Die Sonne verdunkelt sich, wenn GLOSON mit bedrückenden Klängen den Hörer in lichtlose Tiefen hinab ziehen. Hypnotische Riffkaskaden, eine apokalyptische Stimme und mahlende Rhythmen lassen kaum Platz für harmonische Momente oder erhabene Melodien. Die Schweden sind ein ganz harter Brocken und weben nur ganz marginal positive Vibes in ihre markerschütternden Kompositionen ein. Die Melodiefolgen sind eher unangenehmer Natur und erzeugen Unbehagen sowie Sehnsucht nach einem Funken Hoffnung. Darauf wartet man jedoch vergeblich, pechschwarz und desperat reißen dich zähflüssige, in Riffs gegossene Lavaströme immer weiter in den Abgrund. Das Stück Antlers lebt von dezenter Laut-Leise-Dynamik, da auch ganz ruhige Passagen Verwendung finden. Insgesamt dominiert aber eindeutig tonnenschwerer, bedrückender Depressivsound mit ausgedehnten Instrumentalsessions und minimalem Melodieanteil.

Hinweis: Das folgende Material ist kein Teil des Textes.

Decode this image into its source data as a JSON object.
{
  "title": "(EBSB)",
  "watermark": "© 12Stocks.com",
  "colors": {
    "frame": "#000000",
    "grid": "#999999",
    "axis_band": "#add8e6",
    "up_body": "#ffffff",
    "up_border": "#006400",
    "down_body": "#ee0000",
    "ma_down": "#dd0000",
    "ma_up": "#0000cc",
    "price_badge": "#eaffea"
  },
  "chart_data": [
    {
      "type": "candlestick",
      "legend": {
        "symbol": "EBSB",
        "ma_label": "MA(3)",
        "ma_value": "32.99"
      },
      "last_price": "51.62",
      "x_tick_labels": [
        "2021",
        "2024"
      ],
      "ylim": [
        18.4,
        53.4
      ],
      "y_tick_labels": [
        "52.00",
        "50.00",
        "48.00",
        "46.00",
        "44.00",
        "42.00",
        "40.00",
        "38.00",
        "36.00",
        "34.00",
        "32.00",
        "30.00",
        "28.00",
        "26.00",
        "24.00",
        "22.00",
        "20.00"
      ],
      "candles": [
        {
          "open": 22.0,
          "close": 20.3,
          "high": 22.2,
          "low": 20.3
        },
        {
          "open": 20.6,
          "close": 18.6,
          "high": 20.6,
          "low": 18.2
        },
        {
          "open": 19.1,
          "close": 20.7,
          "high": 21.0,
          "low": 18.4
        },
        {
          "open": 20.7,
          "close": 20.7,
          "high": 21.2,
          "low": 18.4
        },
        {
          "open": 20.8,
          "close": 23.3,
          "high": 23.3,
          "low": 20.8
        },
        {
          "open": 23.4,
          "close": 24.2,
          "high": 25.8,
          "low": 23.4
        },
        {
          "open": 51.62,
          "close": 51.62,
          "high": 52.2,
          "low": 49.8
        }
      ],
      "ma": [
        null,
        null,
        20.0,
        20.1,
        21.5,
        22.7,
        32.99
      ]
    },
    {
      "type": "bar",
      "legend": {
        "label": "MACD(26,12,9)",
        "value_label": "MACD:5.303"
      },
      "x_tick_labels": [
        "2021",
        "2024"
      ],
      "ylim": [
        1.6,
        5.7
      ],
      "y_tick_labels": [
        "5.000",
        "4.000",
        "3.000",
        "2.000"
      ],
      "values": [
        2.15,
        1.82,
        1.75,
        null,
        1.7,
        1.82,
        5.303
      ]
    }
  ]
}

Während des ausgedehnten Cringe verdichten Glockenschläge die Friedhofsstimmung, die klaren Gitarren wirken wie ein Sonnenstrahl in der finsteren Nacht. Auch die elegante Keyboardmelodie beim Abschlussmonster Embodiment erzeugt so etwas wie elegische Erhabenheit und somit Suchtcharakter.
Seid gewappnet für einen finsteren Klumpen aus knochentrockenen Riffs, desperater Lyrik und finsteren Stimmen. Die marginale Dynamik nimmt durchaus gefangen, da sich hypnotische Züge entwickeln können. Mir passiert hier zu wenig Überraschendes, doch die Musik soll als Gesamtwerk Spuren hinterlassen – und das gelingt Grimen allemal, wenn auch nicht in überragend eindrucksvoller Manier.